In a child with urinary incontinence, detection of sacral structure disorders sometimes might be accidental - associated with performing other diagnostic tests. Moritoki et al described a case of a 2-year-old girl with grade IV vesico-ureteric reflux (VUR) in whom , through various diagnostic procedures, sacral agenesis was revealed.7 The child presented no external signs of the defect. After urodynamic examination constrictor-detrusor dissynergy was detected and in order to minimise risk of kidney damage the child was recommended intermittent bladder catheterisation. In the present case, defect of sacral spine was suspected only on voidnig urethrocystogram that was performed due to incontinence.

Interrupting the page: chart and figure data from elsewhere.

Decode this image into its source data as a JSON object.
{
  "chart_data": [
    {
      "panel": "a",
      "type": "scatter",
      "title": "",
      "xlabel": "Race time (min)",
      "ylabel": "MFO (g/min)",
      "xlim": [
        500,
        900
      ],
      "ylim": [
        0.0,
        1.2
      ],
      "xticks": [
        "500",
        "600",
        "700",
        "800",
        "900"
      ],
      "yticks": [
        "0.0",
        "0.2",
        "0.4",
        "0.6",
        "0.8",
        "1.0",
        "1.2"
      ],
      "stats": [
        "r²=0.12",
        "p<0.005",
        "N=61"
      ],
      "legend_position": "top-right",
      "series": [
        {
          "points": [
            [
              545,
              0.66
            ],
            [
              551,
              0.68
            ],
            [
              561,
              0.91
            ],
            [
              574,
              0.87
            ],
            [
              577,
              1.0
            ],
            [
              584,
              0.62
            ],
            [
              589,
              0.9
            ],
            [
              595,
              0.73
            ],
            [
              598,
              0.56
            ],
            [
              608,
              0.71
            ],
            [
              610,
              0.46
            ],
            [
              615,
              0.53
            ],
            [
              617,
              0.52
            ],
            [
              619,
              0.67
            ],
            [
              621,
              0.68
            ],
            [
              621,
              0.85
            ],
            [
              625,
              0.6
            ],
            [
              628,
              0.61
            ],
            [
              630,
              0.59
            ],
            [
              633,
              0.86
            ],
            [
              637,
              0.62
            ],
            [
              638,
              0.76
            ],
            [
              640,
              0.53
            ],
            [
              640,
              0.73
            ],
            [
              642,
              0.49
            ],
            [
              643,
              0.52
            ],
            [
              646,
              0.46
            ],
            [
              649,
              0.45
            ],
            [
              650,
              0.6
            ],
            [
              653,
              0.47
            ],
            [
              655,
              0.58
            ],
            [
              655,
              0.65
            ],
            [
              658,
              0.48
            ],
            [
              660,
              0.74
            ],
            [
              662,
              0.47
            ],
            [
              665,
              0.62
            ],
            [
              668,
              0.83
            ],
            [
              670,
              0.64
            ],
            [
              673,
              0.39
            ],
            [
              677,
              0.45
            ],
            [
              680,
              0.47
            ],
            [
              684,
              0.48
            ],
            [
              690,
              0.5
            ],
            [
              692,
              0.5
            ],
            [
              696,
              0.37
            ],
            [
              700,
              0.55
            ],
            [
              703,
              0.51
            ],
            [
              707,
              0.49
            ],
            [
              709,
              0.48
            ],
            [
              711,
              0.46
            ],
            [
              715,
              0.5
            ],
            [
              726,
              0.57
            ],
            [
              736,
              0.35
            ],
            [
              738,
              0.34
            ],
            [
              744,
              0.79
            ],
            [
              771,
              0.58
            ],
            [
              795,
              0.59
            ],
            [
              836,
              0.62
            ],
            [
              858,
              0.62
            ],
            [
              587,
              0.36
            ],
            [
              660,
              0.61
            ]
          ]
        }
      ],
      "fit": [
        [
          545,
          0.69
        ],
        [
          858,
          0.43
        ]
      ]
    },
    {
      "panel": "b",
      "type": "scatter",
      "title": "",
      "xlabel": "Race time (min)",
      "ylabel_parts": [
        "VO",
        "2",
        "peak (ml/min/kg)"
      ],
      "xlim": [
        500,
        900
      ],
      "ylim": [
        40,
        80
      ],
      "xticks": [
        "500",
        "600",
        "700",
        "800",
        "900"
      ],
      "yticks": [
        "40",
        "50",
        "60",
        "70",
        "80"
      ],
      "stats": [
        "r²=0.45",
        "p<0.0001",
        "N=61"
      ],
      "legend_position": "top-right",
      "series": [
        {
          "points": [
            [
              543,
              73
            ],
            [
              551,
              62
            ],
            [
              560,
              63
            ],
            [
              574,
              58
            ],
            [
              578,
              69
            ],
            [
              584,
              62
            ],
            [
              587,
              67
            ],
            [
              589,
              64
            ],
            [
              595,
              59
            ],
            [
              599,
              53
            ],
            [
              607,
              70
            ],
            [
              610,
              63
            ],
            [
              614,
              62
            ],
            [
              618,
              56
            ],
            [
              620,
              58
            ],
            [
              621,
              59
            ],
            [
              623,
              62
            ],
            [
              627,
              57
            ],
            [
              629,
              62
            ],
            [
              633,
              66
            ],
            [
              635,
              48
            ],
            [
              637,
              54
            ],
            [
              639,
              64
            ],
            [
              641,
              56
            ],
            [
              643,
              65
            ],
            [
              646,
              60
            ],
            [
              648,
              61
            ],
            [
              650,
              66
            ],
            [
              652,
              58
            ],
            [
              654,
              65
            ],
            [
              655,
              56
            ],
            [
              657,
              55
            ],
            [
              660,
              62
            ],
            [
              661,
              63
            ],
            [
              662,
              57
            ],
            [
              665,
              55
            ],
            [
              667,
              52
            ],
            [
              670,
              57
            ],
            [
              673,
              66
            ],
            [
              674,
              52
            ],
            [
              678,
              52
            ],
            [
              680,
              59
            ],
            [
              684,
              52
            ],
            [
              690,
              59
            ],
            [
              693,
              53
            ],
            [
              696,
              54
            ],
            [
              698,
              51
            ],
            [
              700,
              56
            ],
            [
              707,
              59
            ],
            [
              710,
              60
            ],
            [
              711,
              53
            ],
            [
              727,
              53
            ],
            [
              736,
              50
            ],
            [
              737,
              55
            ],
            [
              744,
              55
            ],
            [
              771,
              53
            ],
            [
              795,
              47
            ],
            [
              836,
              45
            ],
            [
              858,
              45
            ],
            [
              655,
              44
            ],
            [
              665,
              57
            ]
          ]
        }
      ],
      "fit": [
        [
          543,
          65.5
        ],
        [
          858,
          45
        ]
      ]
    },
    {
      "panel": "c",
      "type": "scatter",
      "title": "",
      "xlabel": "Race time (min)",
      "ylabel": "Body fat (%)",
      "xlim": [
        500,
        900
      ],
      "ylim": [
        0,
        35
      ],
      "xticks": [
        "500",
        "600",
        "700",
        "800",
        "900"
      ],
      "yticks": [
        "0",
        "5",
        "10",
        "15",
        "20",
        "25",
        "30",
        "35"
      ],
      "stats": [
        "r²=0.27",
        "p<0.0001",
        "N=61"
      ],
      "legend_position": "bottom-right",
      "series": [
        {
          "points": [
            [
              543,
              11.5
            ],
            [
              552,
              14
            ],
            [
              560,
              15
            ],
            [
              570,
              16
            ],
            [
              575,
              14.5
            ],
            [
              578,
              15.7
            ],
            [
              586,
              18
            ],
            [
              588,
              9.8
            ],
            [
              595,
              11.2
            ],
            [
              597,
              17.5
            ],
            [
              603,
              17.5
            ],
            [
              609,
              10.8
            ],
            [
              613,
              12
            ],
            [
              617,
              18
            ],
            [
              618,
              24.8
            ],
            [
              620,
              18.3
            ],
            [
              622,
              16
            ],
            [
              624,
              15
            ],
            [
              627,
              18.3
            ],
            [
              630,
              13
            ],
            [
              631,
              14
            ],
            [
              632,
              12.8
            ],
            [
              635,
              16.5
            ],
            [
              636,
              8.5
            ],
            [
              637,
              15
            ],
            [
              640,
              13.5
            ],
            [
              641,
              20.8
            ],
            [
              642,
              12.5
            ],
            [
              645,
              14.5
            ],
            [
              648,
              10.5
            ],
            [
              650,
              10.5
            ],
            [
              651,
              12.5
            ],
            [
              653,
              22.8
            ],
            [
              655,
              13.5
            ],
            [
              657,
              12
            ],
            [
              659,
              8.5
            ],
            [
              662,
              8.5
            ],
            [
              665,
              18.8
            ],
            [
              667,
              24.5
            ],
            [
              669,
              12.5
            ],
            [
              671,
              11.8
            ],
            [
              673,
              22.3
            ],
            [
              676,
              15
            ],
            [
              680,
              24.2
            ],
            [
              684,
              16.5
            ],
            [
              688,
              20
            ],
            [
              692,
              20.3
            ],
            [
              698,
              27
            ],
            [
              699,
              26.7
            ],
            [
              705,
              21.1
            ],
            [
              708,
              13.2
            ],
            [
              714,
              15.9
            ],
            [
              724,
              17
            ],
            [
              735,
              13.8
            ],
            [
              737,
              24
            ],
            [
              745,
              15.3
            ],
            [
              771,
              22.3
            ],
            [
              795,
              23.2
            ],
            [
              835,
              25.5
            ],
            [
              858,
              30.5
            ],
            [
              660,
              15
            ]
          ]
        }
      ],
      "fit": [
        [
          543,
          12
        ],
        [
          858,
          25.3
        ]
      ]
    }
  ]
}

As caudal agenesis belongs to the group of closed neural tube defects it is not always connected with neurogenic bladder - symptoms concerning urine excretory functions can be very variable.8 Early recognition of defect is extremely important due to possible complications. Torre et al assessed that in patients with caudal agenesis significantly more frequent congenital kidneys anomalies, are present - the most frequent is kidney agenesis.9 Also commonly in about 37% is VUR. Similar results were obtained by Wilmshurst et al.10 Because patients with caudal agenesis are characterised by higher prevalence of kidney defects and VUR , they are considered to be at higher risk of kidney damage.9,10 Therefore, it is extremely important to diagnose the defect as soon as possible and introduce treatment in order to make bladder empty more efficiently. In the present case we found no urine retention in the bladder after voiding and there was no vesico-ureteral reflux as well. Thus this kind of neurogenic bladder has low risk of progression to kidney insufficiency.
As a conclusion it has to be emphasised that mild clinical symptoms in rare cases of caudal agenesis may delay the diagnosis that keep patients at risk of severe complication of chronic kidney disease.
Conflict of Interest
Authors declare no conflict of interest.